The default offers `[x25519_mlkem768, x25519]`, mirroring how Chrome and Firefox
send both key shares. Override it per client:

```python
import fizzpy
from fizzpy import NamedGroup

# Force post-quantum only (handshake fails if the server lacks ML-KEM):
pq = fizzpy.Client(groups=[NamedGroup.x25519_mlkem768])

# Classical only:
classical = fizzpy.Client(groups=[NamedGroup.x25519])
```

### Custom ClientHello extensions

fizzpy surfaces Fizz's low-level extension hook, so you can append arbitrary
extensions to the TLS 1.3 ClientHello. Each is an opaque `(type, data)` pair;
fizzpy rejects types it manages itself (key_share, supported_versions, …) and
out-of-range or duplicate types.

```python
import fizzpy

client = fizzpy.Client(
    extensions=[fizzpy.Extension(0xFE5A, b"hello from fizzpy")],
)
r = client.get("https://blog.cloudflare.com")
print(r.tls["group"])   # still negotiates X25519MLKEM768
```

The extension is sent verbatim in the ClientHello — see it on the wire with
[`examples/pq_marker.py`](examples/pq_marker.py) and the screenshot above.

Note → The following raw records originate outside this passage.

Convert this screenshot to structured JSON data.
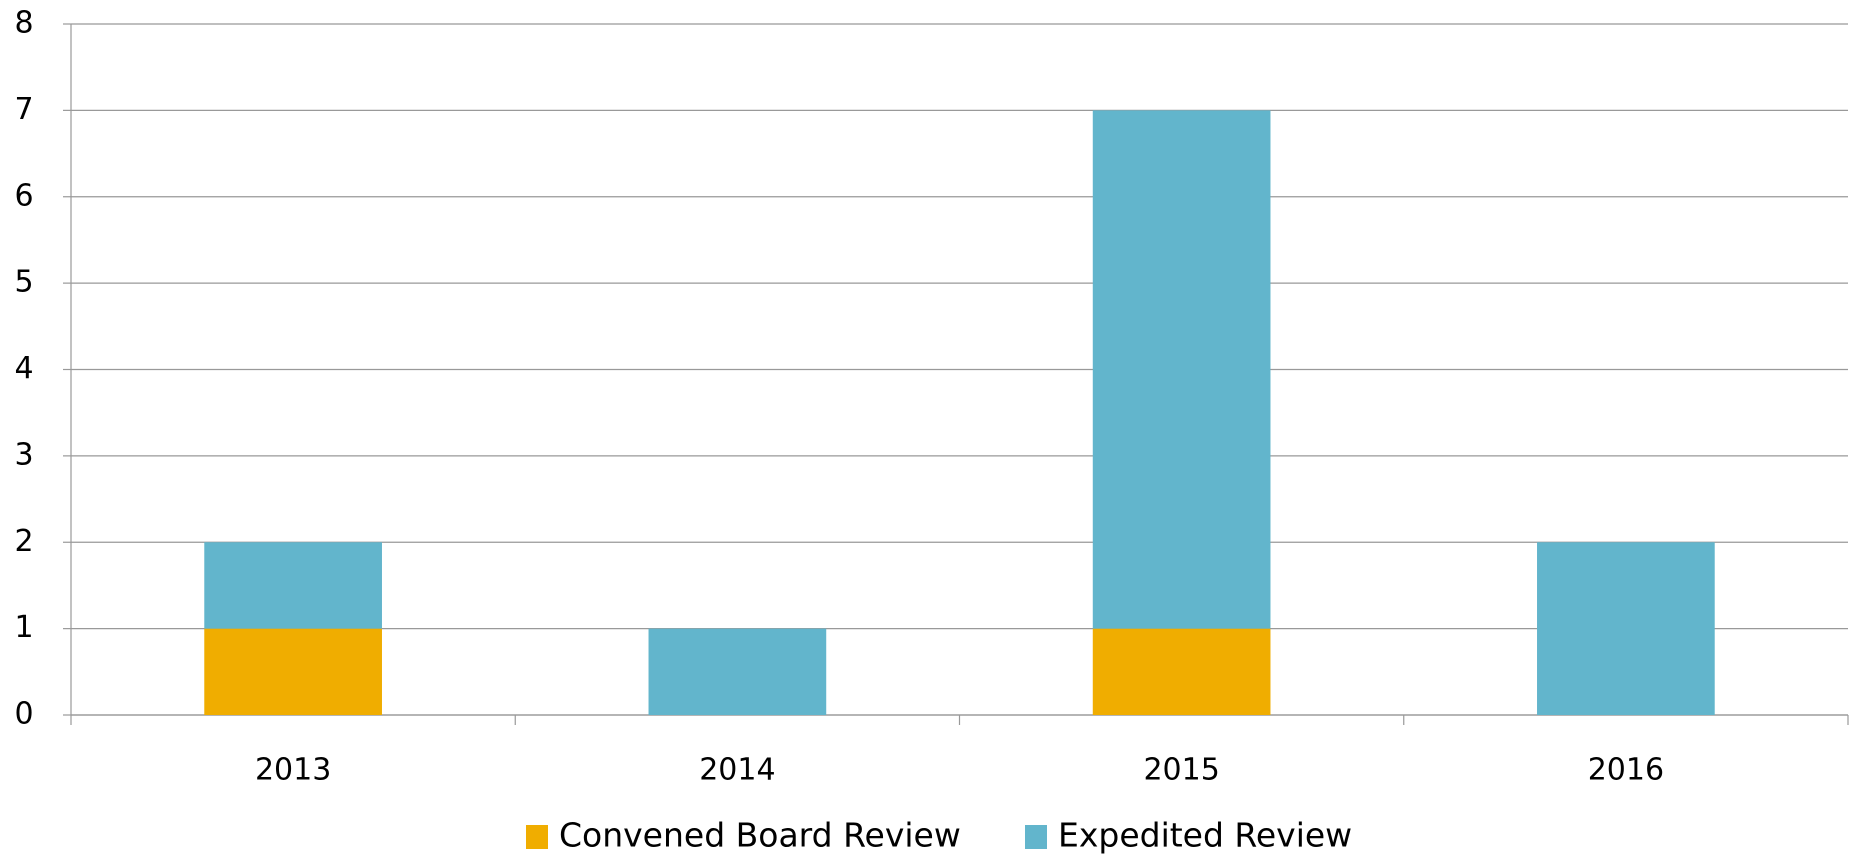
{
  "chart_data": {
    "type": "stacked_bar",
    "categories": [
      "2013",
      "2014",
      "2015",
      "2016"
    ],
    "series": [
      {
        "name": "Convened Board Review",
        "color": "#f0ad00",
        "values": [
          1,
          0,
          1,
          0
        ]
      },
      {
        "name": "Expedited Review",
        "color": "#62b5cc",
        "values": [
          1,
          1,
          6,
          2
        ]
      }
    ],
    "ylim": [
      0,
      8
    ],
    "yticks": [
      0,
      1,
      2,
      3,
      4,
      5,
      6,
      7,
      8
    ],
    "grid": true,
    "legend": "bottom"
  }
}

### Certificate verification

Certificate chains are verified against the [certifi](https://github.com/certifi/python-certifi)
CA bundle and the hostname is checked against the certificate's SAN by default.
Point at a custom CA, or disable verification entirely:

```python
fizzpy.Client(cafile="/path/to/ca.pem")   # trust a specific CA
fizzpy.Client(verify=False)               # accept any certificate (insecure)
```

## Status

What works today:

- TLS 1.3 handshake with classical or post-quantum (ML-KEM) key exchange
- `GET`/`POST`/`HEAD`/`PUT`/`DELETE`, sync and async
- HTTP/1.1 response framing (content-length, chunked, gzip/deflate)
- Connection keep-alive with a per-host pool; automatic redirect following
- Chain + hostname certificate verification, certifi default + custom CA trust

Current limitations:

- **TLS 1.3 only** (a Fizz constraint) — it cannot talk to TLS 1.2-only servers
- HTTP/1.1 only (no HTTP/2)

## Building

The post-quantum handshake requires a Fizz built against
[liboqs](https://github.com/open-quantum-safe/liboqs). The CI wheels build the
whole folly + Fizz + liboqs tree from source inside `manylinux_2_28`; see
[BUILDING.md](BUILDING.md) for that recipe and for local development builds.